Behavioral assessments
Sensation seeking was assessed using the Brief Sensation Seeking Scale (BSSS).42 It is an eight-item, self-report measure, in which respondents rate their agreement to each item on a 4-point scale (1=disagree strongly, 4=agree strongly). Higher scores indicate higher levels of sensation seeking. Participants’ severity of nicotine dependence was assessed by the Fagerstrom Test of Nicotine Dependence (FTND).43 This is a six-item, self-report measure with a range of 0–10, with higher scores reflecting greater nicotine dependence. Both BSSS and FTND have shown good test–retest reliability.42,44 Urine cotinine levels were measured using the HPLC tandem mass spectrometry system (Agilent Technologies) with a limit of detection of 2 ng/mL.6,41
Procedure
The study was comprised of phone screening, baseline assessment, a video+fMRI session, and a follow-up session 1 month later. At the baseline session, participants were evaluated for eligibility, demographics, and handedness.45 One hour before the fMRI session, participants provided urine samples for baseline cotinine levels, reported the average number of cigarettes smoked per day in the past 30 days (CPD), and completed the BSSS and FTND. After assessments and 30–45 mins before the beginning of the fMRI session, participants were given an opportunity to smoke one of their own cigarettes outdoors under observation. All participants took the opportunity to smoke. Before the video task began, participants were instructed to attend to the videos. At the follow-up session approximately 30 days later (mean±SE=33.06±1.81 d), the CPD and FTND scores were recorded, the video engagement test was completed, and the repeat urine samples for cotinine levels were obtained. Of the 66 participants who completed the fMRI session, all completed the baseline FTND and CPD, 65 completed the BSSS, 62 completed the baseline assessment of urine cotinine, 50 completed the follow-up CPD, 56 completed the follow-up FTND, and 51 completed the follow-up assessment of urine cotinine.

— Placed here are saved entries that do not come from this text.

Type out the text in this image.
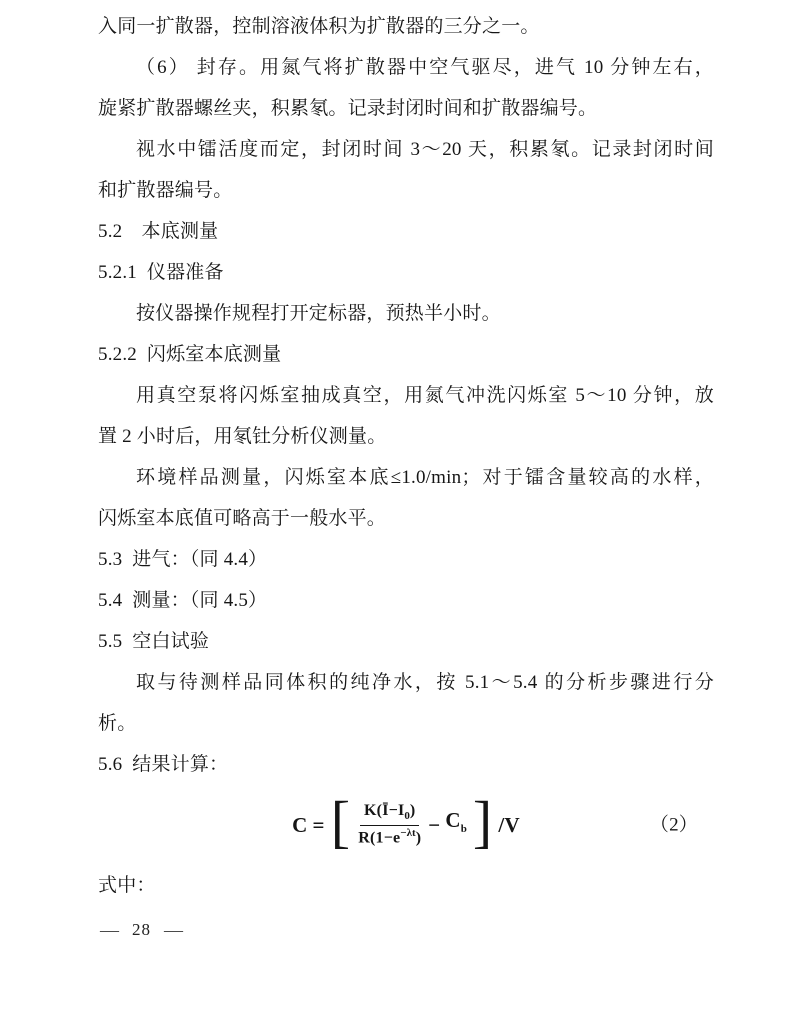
入同一扩散器，控制溶液体积为扩散器的三分之一。
（6） 封存。用氮气将扩散器中空气驱尽，进气 10 分钟左右，
旋紧扩散器螺丝夹，积累氡。记录封闭时间和扩散器编号。
视水中镭活度而定，封闭时间 3～20 天，积累氡。记录封闭时间
和扩散器编号。
5.2　本底测量
5.2.1  仪器准备
按仪器操作规程打开定标器，预热半小时。
5.2.2  闪烁室本底测量
用真空泵将闪烁室抽成真空，用氮气冲洗闪烁室 5～10 分钟，放
置 2 小时后，用氡钍分析仪测量。
环境样品测量，闪烁室本底≤1.0/min；对于镭含量较高的水样，
闪烁室本底值可略高于一般水平。
5.3  进气：（同 4.4）
5.4  测量：（同 4.5）
5.5  空白试验
取与待测样品同体积的纯净水，按 5.1～5.4 的分析步骤进行分
析。
5.6  结果计算：
C = [ $\frac{K(Ī-I_0)}{R(1-e^{-\lambda t})} - C_b$ ] /V	（2）
式中：
— 28 —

fMRI data acquisition and processing
MRI imaging was performed using Siemens Tim Trio 3T (Erlangen) system and a 32-channel receive-only head coil. Blood oxygenation level-dependent (BOLD) fMRI was performed, using a whole-brain, single-shot gradient-echo echo-planar sequence with the following parameters: TR/TE=2000/30 ms, FOV=220 mm, matrix=64×64, slice thickness/gap=3.4/0 mm, 32 slices, effective voxel resolution of 3.4×3.4×3.4 mm3. fMRI is a non-invasive technique that has been widely used to investigate brain function. By measuring changes in the blood oxygenation level in the brain, BOLD fMRI allows detection of regional hemodynamic responses as a result of neural activities.46 After BOLD fMRI, 5 mins MPRAGE T1-weighted images were acquired as high-resolution structural/anatomical images with the following parameters: TR/TE=1630/3.87 ms, FOV=250 mm, matrix=256×192, effective voxel resolution of 1×1×1 mm3. An oblique acquisition, oriented along the anterior commissure–posterior commissure line allowed coverage of the entire brain with the exception of the lower cerebellum.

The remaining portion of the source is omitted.